Reputation: 1035
I'm new to python and boto and I'm currently trying to write a dag that will check an s3 file size given the bucket location and file name. How can I take the file location (s3://bucket-info/folder/filename) and get the size of the file? If the file size is greater than 0kb, I will need to fail the job.
Thank you for your time
Upvotes: 0
Views: 10315
Reputation: 1693
You can also get a list of all objects if multiple files need to be checked. For a given bucket run list_objects_v2
and then iterate through response 'Contents'. For example:
s3_client = boto3.client('s3')
response_contents = s3_client.list_objects_v2(
Bucket='name_of_bucket'
).get('Contents')
you'll get a list of dictionaries like this:
[{'Key': 'path/to/object1', 'LastModified': datetime, 'ETag': '"some etag"', 'Size': 2600, 'StorageClass': 'STANDARD'}, {'Key': 'path/to/object2', 'LastModified': 'datetime', 'ETag': '"some etag"', 'Size': 454, 'StorageClass': 'STANDARD'}, ... ]
Notice that each dictionary in the list contains 'Size' key, which is the size of your particular object.
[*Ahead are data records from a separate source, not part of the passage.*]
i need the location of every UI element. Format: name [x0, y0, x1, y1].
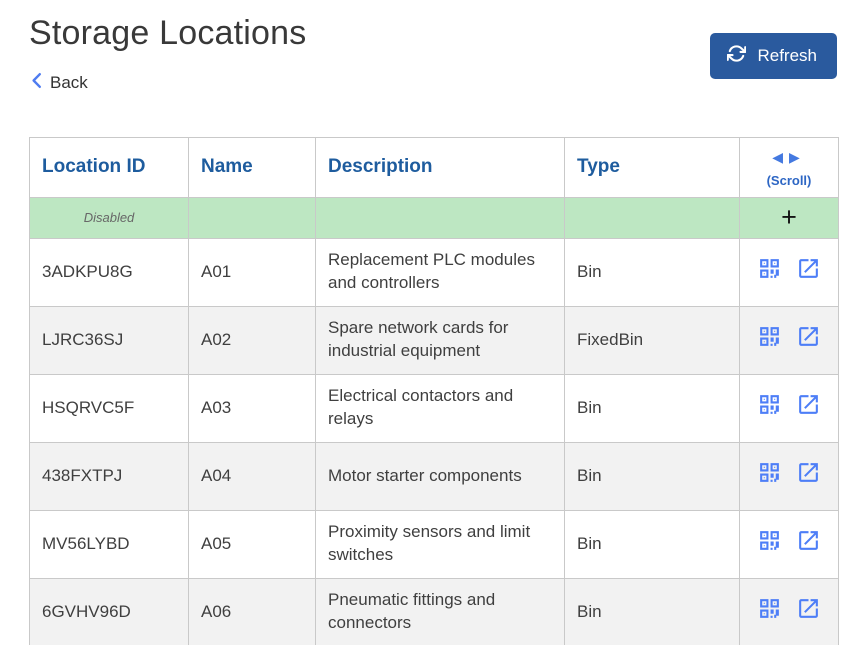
scroll-left-icon[interactable]: ◀	[772, 149, 789, 165]
open-external-icon[interactable]	[796, 324, 821, 349]
cell-description: Replacement PLC modules and controllers	[316, 238, 565, 306]
header-description: Description	[316, 137, 565, 197]
storage-locations-table: Location ID Name Description Type ◀▶ (Sc…	[29, 137, 839, 645]
qr-code-icon[interactable]	[757, 596, 782, 621]
open-external-icon[interactable]	[796, 528, 821, 553]
cell-location-id: 438FXTPJ	[30, 442, 189, 510]
cell-description: Spare network cards for industrial equip…	[316, 306, 565, 374]
cell-type: Bin	[565, 510, 740, 578]
table-row: 6GVHV96D A06 Pneumatic fittings and conn…	[30, 578, 839, 645]
cell-name: A06	[189, 578, 316, 645]
qr-code-icon[interactable]	[757, 392, 782, 417]
refresh-icon	[727, 44, 746, 68]
table-header-row: Location ID Name Description Type ◀▶ (Sc…	[30, 137, 839, 197]
disabled-label: Disabled	[30, 210, 188, 225]
table-row: MV56LYBD A05 Proximity sensors and limit…	[30, 510, 839, 578]
cell-description: Proximity sensors and limit switches	[316, 510, 565, 578]
back-link-label: Back	[50, 73, 88, 93]
qr-code-icon[interactable]	[757, 528, 782, 553]
cell-name: A03	[189, 374, 316, 442]
cell-location-id: HSQRVC5F	[30, 374, 189, 442]
qr-code-icon[interactable]	[757, 256, 782, 281]
scroll-right-icon[interactable]: ▶	[789, 149, 806, 165]
cell-type: Bin	[565, 374, 740, 442]
cell-location-id: LJRC36SJ	[30, 306, 189, 374]
qr-code-icon[interactable]	[757, 324, 782, 349]
chevron-left-icon	[29, 72, 44, 94]
scroll-label: (Scroll)	[744, 173, 834, 188]
header-scroll: ◀▶ (Scroll)	[740, 137, 839, 197]
header-type: Type	[565, 137, 740, 197]
header-location-id: Location ID	[30, 137, 189, 197]
cell-description: Electrical contactors and relays	[316, 374, 565, 442]
header-name: Name	[189, 137, 316, 197]
back-link[interactable]: Back	[29, 72, 88, 94]
table-row: LJRC36SJ A02 Spare network cards for ind…	[30, 306, 839, 374]
cell-type: FixedBin	[565, 306, 740, 374]
cell-description: Pneumatic fittings and connectors	[316, 578, 565, 645]
cell-type: Bin	[565, 578, 740, 645]
cell-type: Bin	[565, 442, 740, 510]
new-location-row: Disabled +	[30, 197, 839, 238]
refresh-button[interactable]: Refresh	[710, 33, 837, 79]
open-external-icon[interactable]	[796, 460, 821, 485]
table-row: HSQRVC5F A03 Electrical contactors and r…	[30, 374, 839, 442]
storage-locations-page: Storage Locations Back Refresh Location …	[0, 0, 851, 645]
cell-description: Motor starter components	[316, 442, 565, 510]
cell-name: A05	[189, 510, 316, 578]
cell-name: A04	[189, 442, 316, 510]
table-row: 438FXTPJ A04 Motor starter components Bi…	[30, 442, 839, 510]
cell-name: A01	[189, 238, 316, 306]
open-external-icon[interactable]	[796, 256, 821, 281]
cell-location-id: 6GVHV96D	[30, 578, 189, 645]
table-row: 3ADKPU8G A01 Replacement PLC modules and…	[30, 238, 839, 306]
cell-location-id: 3ADKPU8G	[30, 238, 189, 306]
open-external-icon[interactable]	[796, 392, 821, 417]
cell-name: A02	[189, 306, 316, 374]
add-location-button[interactable]: +	[781, 204, 797, 231]
cell-type: Bin	[565, 238, 740, 306]
qr-code-icon[interactable]	[757, 460, 782, 485]
cell-location-id: MV56LYBD	[30, 510, 189, 578]
refresh-button-label: Refresh	[757, 46, 817, 66]
open-external-icon[interactable]	[796, 596, 821, 621]
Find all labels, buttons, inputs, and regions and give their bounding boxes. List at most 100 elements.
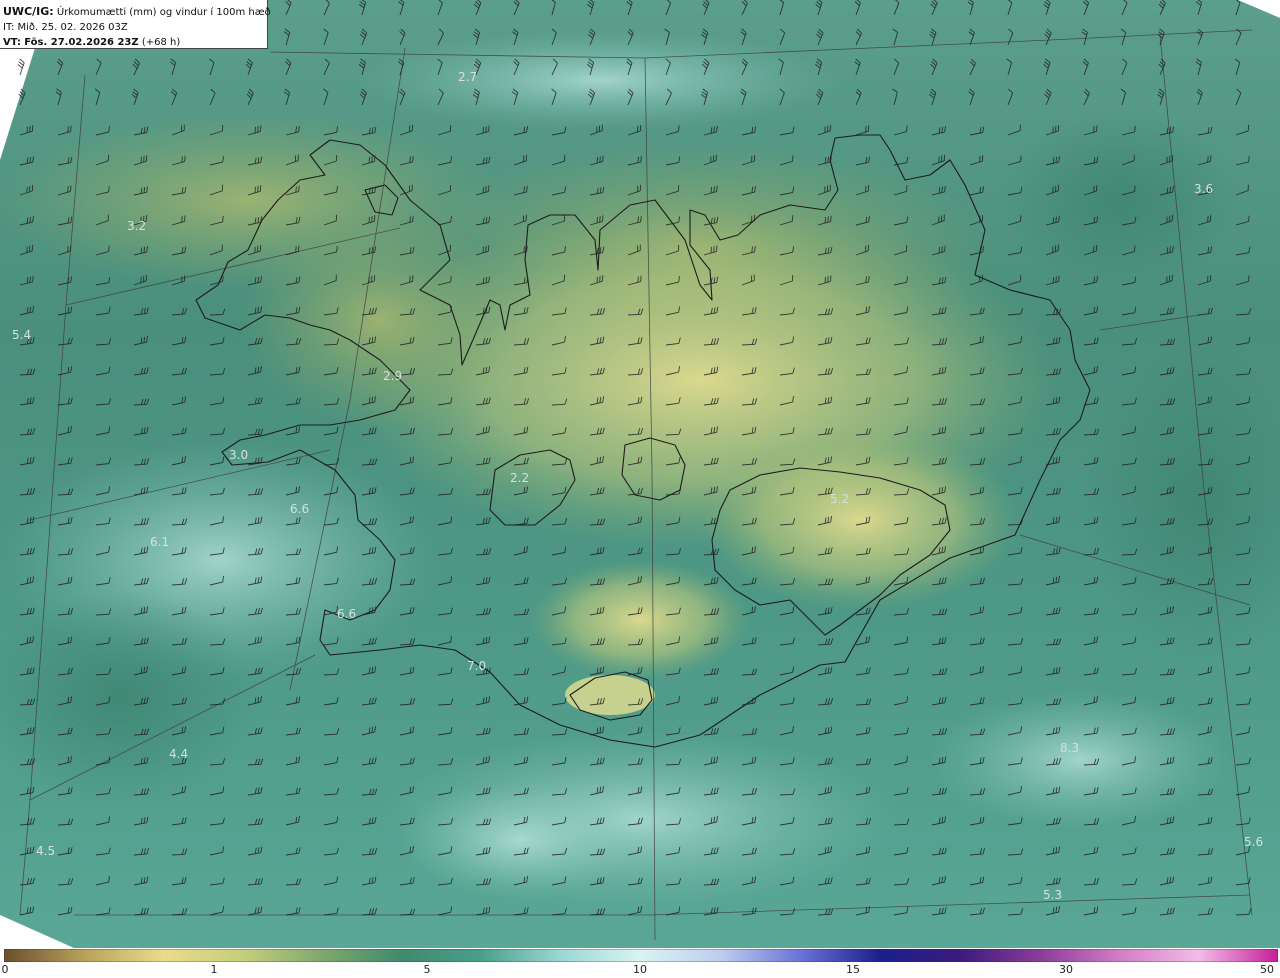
wind-barb-feather xyxy=(1058,275,1060,282)
colorbar-gradient xyxy=(4,949,1278,962)
wind-barb-feather xyxy=(716,185,718,192)
field-title: Úrkomumætti (mm) og vindur í 100m hæð xyxy=(56,7,271,18)
wind-barb-feather xyxy=(368,156,370,164)
wind-barb-feather xyxy=(938,247,941,254)
value-label-westfjords: 2.9 xyxy=(383,369,402,383)
wind-barb-feather xyxy=(67,186,69,193)
wind-barb-feather xyxy=(488,125,490,132)
colorbar-tick-1: 1 xyxy=(210,963,218,976)
wind-barb-feather xyxy=(637,276,639,283)
wind-barb-feather xyxy=(181,156,183,163)
colorbar-tick-5: 5 xyxy=(423,963,431,976)
wind-barb-feather xyxy=(1055,276,1057,283)
wind-barb-feather xyxy=(1093,126,1095,133)
value-label-south-coast: 7.0 xyxy=(467,659,486,673)
valid-prefix: VT: xyxy=(3,37,22,48)
wind-barb-feather xyxy=(1052,277,1055,284)
wind-barb-feather xyxy=(710,246,712,254)
wind-barb-feather xyxy=(1134,185,1136,192)
colorbar-tick-30: 30 xyxy=(1059,963,1073,976)
value-label-southeast-deep: 5.3 xyxy=(1043,888,1062,902)
wind-barb-feather xyxy=(824,276,826,284)
value-label-vatnajokull: 5.2 xyxy=(830,492,849,506)
wind-barb-feather xyxy=(792,155,794,162)
wind-barb-feather xyxy=(482,186,484,194)
value-label-south-sea: 4.4 xyxy=(169,747,188,761)
wind-barb-feather xyxy=(830,215,832,222)
wind-barb-feather xyxy=(599,216,601,223)
wind-barb-feather xyxy=(412,215,414,222)
value-label-southeast-sea: 5.6 xyxy=(1244,835,1263,849)
wind-barb-feather xyxy=(298,185,300,192)
wind-barb-feather xyxy=(298,245,300,252)
colorbar-tick-0: 0 xyxy=(1,963,9,976)
wind-barb-feather xyxy=(944,245,946,252)
colorbar-tick-15: 15 xyxy=(846,963,860,976)
title-line: UWC/IG: Úrkomumætti (mm) og vindur í 100… xyxy=(3,4,271,20)
wind-barb-feather xyxy=(184,215,186,222)
valid-time: Fös. 27.02.2026 23Z xyxy=(24,37,139,48)
wind-barb-feather xyxy=(678,125,680,132)
wind-barb-feather xyxy=(184,155,186,162)
wind-barb-feather xyxy=(1210,155,1212,162)
wind-barb-feather xyxy=(827,216,829,223)
wind-barb-feather xyxy=(1248,215,1250,222)
wind-barb-feather xyxy=(374,155,376,162)
wind-barb-feather xyxy=(640,275,642,282)
wind-barb-feather xyxy=(1207,156,1209,163)
weather-map: 3.2 5.4 3.0 6.6 6.1 6.6 4.4 4.5 3.6 5.6 … xyxy=(0,0,1280,948)
colorbar-tick-10: 10 xyxy=(633,963,647,976)
value-label-east-sea: 3.6 xyxy=(1194,182,1213,196)
wind-barb-feather xyxy=(599,156,601,163)
wind-barb-feather xyxy=(482,127,485,134)
wind-barb-feather xyxy=(181,216,183,223)
wind-barb-feather xyxy=(713,186,715,193)
wind-barb-feather xyxy=(596,157,599,164)
wind-barb-feather xyxy=(713,246,715,253)
wind-barb-feather xyxy=(257,126,259,133)
wind-barb-feather xyxy=(523,246,525,253)
wind-barb-feather xyxy=(906,185,908,192)
model-code: UWC/IG: xyxy=(3,5,54,18)
value-label-east-sea-south: 8.3 xyxy=(1060,741,1079,755)
lead-time: (+68 h) xyxy=(141,37,181,48)
colorbar-tick-50: 50 xyxy=(1260,963,1274,976)
wind-barb-feather xyxy=(602,215,604,222)
value-label-north-sea: 2.7 xyxy=(458,70,477,84)
wind-barb-feather xyxy=(602,155,604,162)
map-title-box: UWC/IG: Úrkomumætti (mm) og vindur í 100… xyxy=(0,0,271,50)
wind-barb-feather xyxy=(1134,245,1136,252)
wind-barb-feather xyxy=(67,126,69,133)
wind-barb-feather xyxy=(526,245,528,252)
wind-barb-feather xyxy=(485,126,487,133)
value-label-southwest-far: 6.1 xyxy=(150,535,169,549)
value-label-west-upper: 3.2 xyxy=(127,219,146,233)
wind-barb-feather xyxy=(108,245,110,252)
value-label-reykjanes-south: 6.6 xyxy=(337,607,356,621)
value-label-langjokull: 2.2 xyxy=(510,471,529,485)
wind-barb-feather xyxy=(409,276,411,283)
colorbar: 0 1 5 10 15 30 50 xyxy=(0,948,1280,978)
wind-barb-feather xyxy=(906,125,908,132)
wind-barb-feather xyxy=(70,185,72,192)
init-time: IT: Mið. 25. 02. 2026 03Z xyxy=(3,22,128,33)
valid-time-line: VT: Fös. 27.02.2026 23Z (+68 h) xyxy=(3,35,264,50)
wind-barb-feather xyxy=(710,187,713,194)
wind-barb-feather xyxy=(830,275,832,282)
wind-barb-feather xyxy=(1020,215,1022,222)
wind-barb-feather xyxy=(222,275,224,282)
wind-barb-feather xyxy=(1096,125,1098,132)
wind-barb-feather xyxy=(412,275,414,282)
wind-barb-feather xyxy=(941,246,943,253)
value-label-reykjanes-west: 6.6 xyxy=(290,502,309,516)
wind-barb-feather xyxy=(485,186,487,193)
wind-barb-feather xyxy=(70,125,72,132)
wind-barb-feather xyxy=(1020,155,1022,162)
wind-barb-feather xyxy=(260,125,262,132)
wind-barb-feather xyxy=(716,245,718,252)
value-label-south-sea-far: 4.5 xyxy=(36,844,55,858)
wind-barb-feather xyxy=(596,216,598,224)
wind-barb-feather xyxy=(295,246,297,253)
wind-barb-feather xyxy=(824,217,827,224)
value-label-snaefells: 3.0 xyxy=(229,448,248,462)
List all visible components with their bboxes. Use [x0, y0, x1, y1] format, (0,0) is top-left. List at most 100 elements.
It's iterable
for rc in response_contents:
if rc.get('Key') == 'path/to/file':
print(f"Size: {rc.get('Size')}")
You get sizes for all files you might be interested in:
Size: 2600
Size: 454
Size: 2600
...
Upvotes: 1
Reputation: 4480
You can use boto3 head_object for this
Here's something that will get you the size. Replace bucket and key with your own values:
import boto3
client = boto3.client(service_name='s3', use_ssl=True)
response = client.head_object(
Bucket='bucketname',
Key='full/path/to/file.jpg'
)
print(response['ContentLength'])
Upvotes: 2